Per oltre un decennio, la vera identità di Satoshi Nakamoto (l'autore pseudonimo del white paper su bitcoin) è stata uno dei più grandi misteri irrisolti della tecnologia. Ora, un'indagine del New York Times durata anni afferma di averlo risolto, indicando Adam Back, uno scienziato informatico nato a Londra e veterano del movimento cypherpunk degli anni '90.
Il giornalista John Carreyrou ha costruito il suo caso setacciando decenni di post su internet, eseguendo analisi AI sugli stili di scrittura e monitorando l'attività dei forum, notando che Back è rimasto misteriosamente silenzioso sui forum di crittografia proprio quando Satoshi è diventato attivo. Quando Carreyrou affrontò Back a una conferenza sui bitcoin in El Salvador, lo descrisse arrossendo, muoversi a disagio e a un certo punto apparentemente parlando come se fosse Satoshi stesso.

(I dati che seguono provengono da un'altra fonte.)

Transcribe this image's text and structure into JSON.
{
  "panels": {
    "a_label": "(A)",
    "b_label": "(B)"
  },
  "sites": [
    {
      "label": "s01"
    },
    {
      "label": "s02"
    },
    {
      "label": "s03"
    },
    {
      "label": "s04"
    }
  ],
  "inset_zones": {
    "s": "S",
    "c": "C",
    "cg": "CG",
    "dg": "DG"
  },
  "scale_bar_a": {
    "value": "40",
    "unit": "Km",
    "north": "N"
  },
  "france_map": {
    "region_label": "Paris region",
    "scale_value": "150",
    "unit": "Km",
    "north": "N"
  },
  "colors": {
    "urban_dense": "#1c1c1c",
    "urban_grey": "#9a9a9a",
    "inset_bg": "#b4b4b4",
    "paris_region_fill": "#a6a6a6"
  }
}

Back lo ha categoricamente negato sui social media, definendo le prove "una combinazione di coincidenze e frasi simili da parte di persone con esperienze simili." Gli esperti sono divisi. Un professore della UCL ha detto che "non c'era una prova fumante", mentre un altro ricercatore ha sostenuto che Satoshi fosse probabilmente un piccolo gruppo di persone, non un singolo individuo. I giocatori del polimercato erano meno cauti: uno ha dato le probabilità al 99% che fosse lui (come riportato da The Guardian).
La posta in gioco è enorme. Se Back è Nakamoto, detiene circa 1,1 milioni di bitcoin (per un valore di decine di miliardi di sterline), una fortuna che sarebbe legalmente obbligato a divulgare alla SEC, poiché potrebbe muovere i mercati da solo. Back, che gestisce una società di tesoreria bitcoin, ha concluso la sua negazione con la frase: "Siamo tutti Satoshi."